CDU-Fraktionschef Wolfgang Reinhart hält das Verhalten der AfD-Fraktionen für ein "taktisches Manöver" und für einen "offensichtlichen Missbrauch" der Minderheitenregelung im Untersuchungsausschussgesetz. Seine Partei wolle sich im September weiter mit der Frage beschäftigen. Als letztes Mittel schloss er auch den Gang zum baden-württembergischen Verfassungsgericht nicht aus.

 

Von Missbrauch will Baum nichts wissen: "Wir nutzen jetzt einfach die Möglichkeit, die uns gegeben ist", so die AfD-Politikerin. Sie verwies auf das Gutachten zur Fraktionsspaltung, das ihnen recht gebe.

 

Um einen Untersuchungsausschuss einzusetzen, benötigt man die Stimmen von einem Viertel der Abgeordneten oder von zwei Fraktionen. Beide Fraktionen der AfD haben zu Erkennen gegeben, sich wieder zusammenfinden zu wollen. Derzeit führt ein Mediator Gespräche mit allen Abgeordneten der AfD. Baum wertete den gemeinsamen Antrag für einen Untersuchungsausschuss als "ein Signal an unsere Mitglieder, dass wir bereit sind, wieder zusammenzuarbeiten". Auch Podeswa widersprach dem nicht.

 

AfD-Fraktionen wollen linksextreme Strukturen untersuchen lassen

In ihrem Antrag steht, dass untersucht werden soll, "ob Anknüpfungspunkte an diese Strukturen bestanden oder bestehen. Hierzu gilt es auch zu ergründen, ob eine Beeinflussung der Sicherheitsbehörden stattgefunden hat und falls ja, ob und warum ein Vorgehen sowohl gegen linksextreme Strukturen als auch Straftaten unterblieben ist".

 

Die AfD hat dabei auch die Jugendorganisationen der Parteien im Blick.

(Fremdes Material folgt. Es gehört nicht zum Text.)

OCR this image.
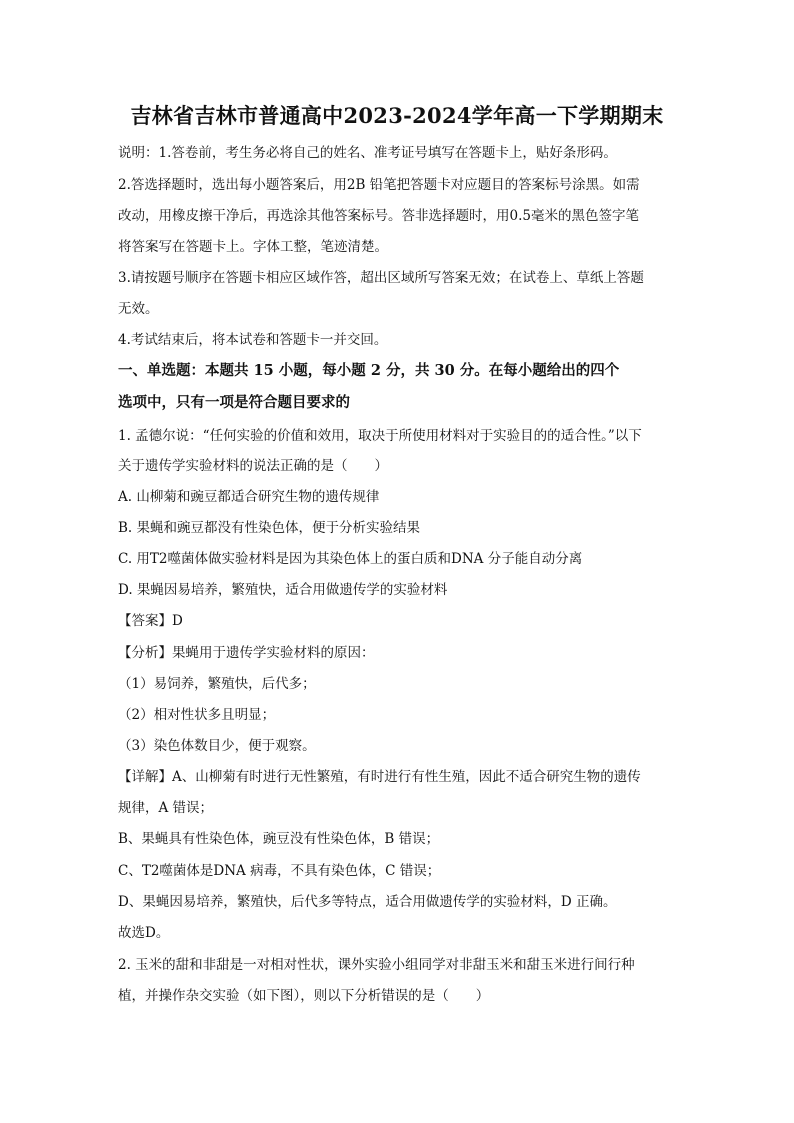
吉林省吉林市普通高中2023-2024学年高一下学期期末
说明：1.答卷前，考生务必将自己的姓名、准考证号填写在答题卡上，贴好条形码。
2.答选择题时，选出每小题答案后，用2B 铅笔把答题卡对应题目的答案标号涂黑。如需
改动，用橡皮擦干净后，再选涂其他答案标号。答非选择题时，用0.5毫米的黑色签字笔
将答案写在答题卡上。字体工整，笔迹清楚。
3.请按题号顺序在答题卡相应区域作答，超出区域所写答案无效；在试卷上、草纸上答题
无效。
4.考试结束后，将本试卷和答题卡一并交回。
一、单选题：本题共 15 小题，每小题 2 分，共 30 分。在每小题给出的四个
选项中，只有一项是符合题目要求的
1. 孟德尔说：“任何实验的价值和效用，取决于所使用材料对于实验目的的适合性。”以下
关于遗传学实验材料的说法正确的是（　　）
A. 山柳菊和豌豆都适合研究生物的遗传规律
B. 果蝇和豌豆都没有性染色体，便于分析实验结果
C. 用T2噬菌体做实验材料是因为其染色体上的蛋白质和DNA 分子能自动分离
D. 果蝇因易培养，繁殖快，适合用做遗传学的实验材料
【答案】D
【分析】果蝇用于遗传学实验材料的原因：
（1）易饲养，繁殖快，后代多；
（2）相对性状多且明显；
（3）染色体数目少，便于观察。
【详解】A、山柳菊有时进行无性繁殖，有时进行有性生殖，因此不适合研究生物的遗传
规律，A 错误；
B、果蝇具有性染色体，豌豆没有性染色体，B 错误；
C、T2噬菌体是DNA 病毒，不具有染色体，C 错误；
D、果蝇因易培养，繁殖快，后代多等特点，适合用做遗传学的实验材料，D 正确。
故选D。
2. 玉米的甜和非甜是一对相对性状，课外实验小组同学对非甜玉米和甜玉米进行间行种
植，并操作杂交实验（如下图），则以下分析错误的是（　　）
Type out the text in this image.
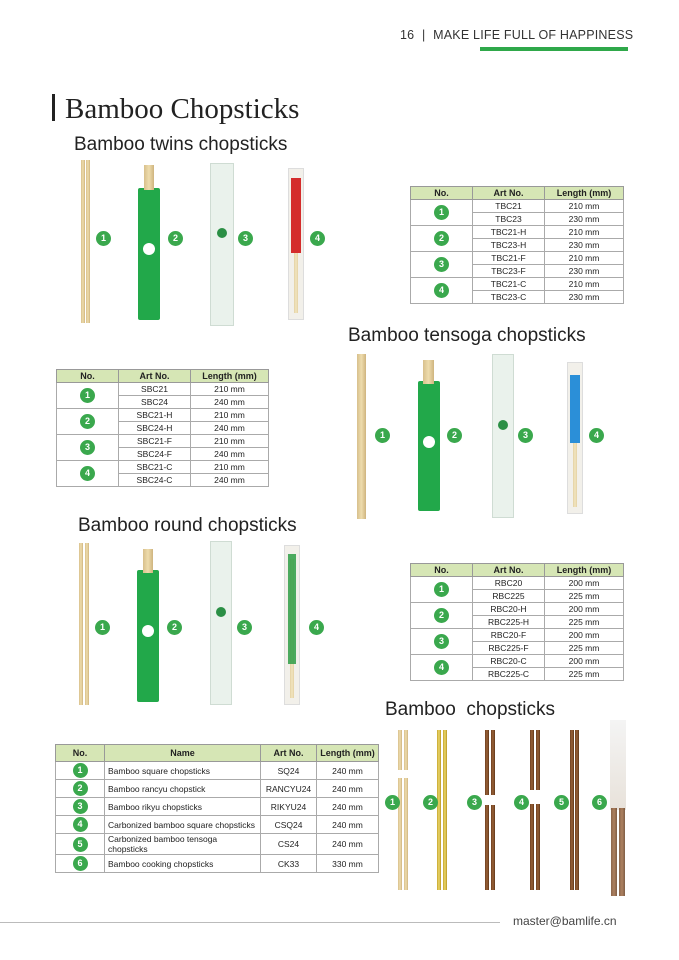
16 | MAKE LIFE FULL OF HAPPINESS
Bamboo Chopsticks
Bamboo twins chopsticks
1	2	3	4
No.	Art No.	Length (mm)
1	TBC21	210 mm
	TBC23	230 mm
2	TBC21-H	210 mm
	TBC23-H	230 mm
3	TBC21-F	210 mm
	TBC23-F	230 mm
4	TBC21-C	210 mm
	TBC23-C	230 mm
Bamboo tensoga chopsticks
No.	Art No.	Length (mm)
1	SBC21	210 mm
	SBC24	240 mm
2	SBC21-H	210 mm
	SBC24-H	240 mm
3	SBC21-F	210 mm
	SBC24-F	240 mm
4	SBC21-C	210 mm
	SBC24-C	240 mm
1	2	3	4
Bamboo round chopsticks
1	2	3	4
No.	Art No.	Length (mm)
1	RBC20	200 mm
	RBC225	225 mm
2	RBC20-H	200 mm
	RBC225-H	225 mm
3	RBC20-F	200 mm
	RBC225-F	225 mm
4	RBC20-C	200 mm
	RBC225-C	225 mm
Bamboo  chopsticks
No.	Name	Art No.	Length (mm)
1	Bamboo square chopsticks	SQ24	240 mm
2	Bamboo rancyu chopstick	RANCYU24	240 mm
3	Bamboo rikyu chopsticks	RIKYU24	240 mm
4	Carbonized bamboo square chopsticks	CSQ24	240 mm
5	Carbonized bamboo tensoga chopsticks	CS24	240 mm
6	Bamboo cooking chopsticks	CK33	330 mm
1	2	3	4	5	6
master@bamlife.cn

Sie will außerdem die Proteste gegen den AfD-Bundesparteitag am 30. April und 1. Mai 2016 in Stuttgart sowie gegen die sogenannte "Demo für alle" von Bildungsplangegnern am 11. Oktober des vergangenen Jahres untersuchen lassen.

 

Dabei wollen die Antragssteller unter anderem erfahren, "wieso das Opernhaus Stuttgart durch Gegendemonstranten besetzt werden konnte; [und] wieso ein politisches Banner auf dem Opernhaus entrollt werden konnte und wer dies zu verantworten hat". Außerdem möchte die AfD in beiden Fällen wissen, inwiefern die Polizei bei den Demonstrationen gegen "Linksextremisten" vorging.

 

Nach dem Willen der AfD soll ein solcher Ausschuss "dem Landtag bis zum 31.03.2019 über seine Ergebnisse berichten".

 

Anstieg linksextremer Gewalt

 

Zur Begründung schreiben die beiden Fraktionen, es habe einen Anstieg von Gewalttaten durch Linksextremisten gegeben - und sie erheben den Vorwurf, es gebe kein "verstärktes Bemühen seitens der gewesenen oder derzeitigen Landesregierung, gegen die genannten Tendenzen vorzugehen". Außerdem werfen sie der Grünen-Landtagsabgeordneten Brigitte Lösch, die zum Zeitpunkt der Demonstrationen Vizepräsidentin des Landtags von Baden-Württemberg war, vor, dass sie das Bündnis "No Pegida Stuttgart" unterstützt habe.

 

Podeswa wies darauf hin, dass "alle Parteien außer der CDU" mit vom Verfassungsschutz beobachteten Gruppierungen Demonstrationen organisieren würden. "Und das für normal und selbstverständlich" halten würden. Baum führte einen Anstieg linksextremistischer Gewalt an, den sie kritisierte. "Linksextremistische Gruppierungen gehen ja mittlerweile gegen alle Andersdenkenden vor." Baum und Podeswa konnten sich vorstellen, dass sie in Teilen der CDU Zustimmung für den Ausschuss bekommen würden.